Em muitos outros casos similares, as vítimas foram sujeitas a julgamentos injustos dos quais resultaram sentenças de prisão, cumpridas em condições cruéis, desumanas e degradantes.

O Tribunal Europeu de Direitos Humanos emitiu pelo menos 17 acórdãos nos três anos anteriores a março de 2016, todos denunciando transferências forçadas de pessoas para o Uzbequistão.

Famílias ameaçadas

É também comum que as autoridades uzbeques ameacem e intimidem familiares das pessoas que visam para que aqueles os incriminem ou revelem o paradeiro dos “suspeitos”.

Em janeiro de 2016, Artur Avakian esteve detido durante quatro semanas e foi torturado até finalmente incriminar o irmão mais velho, Aramais Avakian, um pescador, em atos “terroristas”. Agentes da polícia ataram as mãos e pernas de Artur Avakian, prenderam-lhe elétrodos aos lóbulos das orelhas e eletrocutaram-no até ao ponto de ficar com a língua colada às gengivas.

A família e amigos de Aramais Avakian creem que o pescador foi acusado porque as autoridades da localidade onde vivia queriam tomar posse do seu lucrativo negócio de viveiros de peixe. Aramais Avakian acabou por ser levado a tribunal transportado numa maca, ao fim de quase cinco meses de detenção, e foi condenado a sete anos de prisão numa sentença baseada em acusações forjadas de “terrorismo”.

Aramais Avakian testemunhou no Tribunal Penal Regional de Dzhizakh que fora torturado em detenção, na tentativa de o forçarem a “confessar” ser simpatizante do autodesignado grupo islamita Estado Islâmico.

Familiares de muitos detidos temem frequentemente pedir ajuda a advogados ou organizações de direitos humanos uma vez que as forças de segurança uzbeques ameaçam por rotina tornar ainda piores as condições em que os seus entes queridos se encontram nas prisões caso o façam.
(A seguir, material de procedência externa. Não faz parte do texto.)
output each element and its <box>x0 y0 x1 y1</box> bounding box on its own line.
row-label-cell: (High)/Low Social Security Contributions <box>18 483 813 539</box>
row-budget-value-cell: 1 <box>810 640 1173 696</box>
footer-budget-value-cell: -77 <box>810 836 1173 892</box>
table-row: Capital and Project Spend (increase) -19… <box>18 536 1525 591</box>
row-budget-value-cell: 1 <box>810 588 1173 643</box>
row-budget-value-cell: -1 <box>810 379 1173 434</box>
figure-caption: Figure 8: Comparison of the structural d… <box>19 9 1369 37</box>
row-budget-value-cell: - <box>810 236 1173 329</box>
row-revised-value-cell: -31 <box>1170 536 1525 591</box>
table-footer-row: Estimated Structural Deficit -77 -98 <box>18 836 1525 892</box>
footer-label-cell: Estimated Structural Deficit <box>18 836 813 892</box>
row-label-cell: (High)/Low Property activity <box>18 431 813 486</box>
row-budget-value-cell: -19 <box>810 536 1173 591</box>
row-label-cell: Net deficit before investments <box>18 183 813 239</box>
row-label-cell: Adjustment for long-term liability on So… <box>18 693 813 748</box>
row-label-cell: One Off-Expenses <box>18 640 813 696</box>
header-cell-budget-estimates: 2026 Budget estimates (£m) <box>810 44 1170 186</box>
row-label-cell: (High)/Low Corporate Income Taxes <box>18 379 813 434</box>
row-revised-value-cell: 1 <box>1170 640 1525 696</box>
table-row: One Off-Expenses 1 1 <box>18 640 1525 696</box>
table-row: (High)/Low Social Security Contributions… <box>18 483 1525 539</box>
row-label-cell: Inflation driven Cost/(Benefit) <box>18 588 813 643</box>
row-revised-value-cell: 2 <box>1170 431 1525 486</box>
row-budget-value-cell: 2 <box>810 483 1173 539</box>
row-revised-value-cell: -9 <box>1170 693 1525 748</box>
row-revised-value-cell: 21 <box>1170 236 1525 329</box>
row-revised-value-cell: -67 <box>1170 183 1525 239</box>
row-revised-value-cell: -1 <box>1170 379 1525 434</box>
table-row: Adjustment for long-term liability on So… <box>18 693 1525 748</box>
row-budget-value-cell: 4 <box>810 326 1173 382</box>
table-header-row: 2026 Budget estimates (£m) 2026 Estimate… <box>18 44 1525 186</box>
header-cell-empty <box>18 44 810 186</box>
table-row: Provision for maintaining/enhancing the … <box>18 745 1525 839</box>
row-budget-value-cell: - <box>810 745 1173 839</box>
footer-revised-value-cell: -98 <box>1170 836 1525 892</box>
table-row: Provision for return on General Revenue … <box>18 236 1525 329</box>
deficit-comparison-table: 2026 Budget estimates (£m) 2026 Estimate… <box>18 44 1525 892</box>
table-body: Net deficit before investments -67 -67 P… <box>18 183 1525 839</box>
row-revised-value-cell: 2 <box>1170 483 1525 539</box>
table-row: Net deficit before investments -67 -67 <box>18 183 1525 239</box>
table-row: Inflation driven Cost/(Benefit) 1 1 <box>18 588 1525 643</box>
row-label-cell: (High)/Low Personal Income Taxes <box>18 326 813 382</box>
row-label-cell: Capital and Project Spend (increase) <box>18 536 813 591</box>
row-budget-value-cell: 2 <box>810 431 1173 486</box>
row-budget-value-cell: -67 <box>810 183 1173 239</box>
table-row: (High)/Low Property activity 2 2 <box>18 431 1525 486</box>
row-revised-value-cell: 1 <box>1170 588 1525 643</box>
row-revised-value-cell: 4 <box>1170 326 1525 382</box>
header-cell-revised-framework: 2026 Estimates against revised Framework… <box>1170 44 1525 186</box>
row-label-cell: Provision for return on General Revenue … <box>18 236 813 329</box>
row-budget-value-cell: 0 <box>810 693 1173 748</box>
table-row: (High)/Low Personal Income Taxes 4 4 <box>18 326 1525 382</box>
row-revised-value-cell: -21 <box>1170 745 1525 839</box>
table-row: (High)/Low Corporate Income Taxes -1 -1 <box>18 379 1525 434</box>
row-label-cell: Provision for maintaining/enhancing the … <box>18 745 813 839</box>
“As autoridades do Uzbequistão vão até onde for preciso para garantir o regresso ao país dos cidadãos que são procurados pela ‘justiça’ e as autoridades russas têm sido totalmente coniventes em fazer-lhes a vontade”, critica John  Dalhuisen. “Tanto as autoridades uzbeques como as russas têm de pôr fim imediatamente à tortura e raptos e julgar os responsáveis por estas horríveis violações de direitos humanos”, remata o diretor da Amnistia Internacional para a Europa e Ásia Central.

A organização de direitos humanos publicou em abril de 2015 o relatório “Secrets and Lies: Forced confessions under torture in Uzbekistan” (Segredos e mentiras: confissões forçadas sob tortura no Uzbequistão), integrado na campanha global Stop Tortura. Este relatório demonstrou como as práticas de tortura e de outros maus-tratos estão enraizadas e desempenham um papel central no sistema de justiça do país e da repressão exercida pelo Governo sobre todos e quaisquer grupos tidos como uma ameaça à segurança nacional.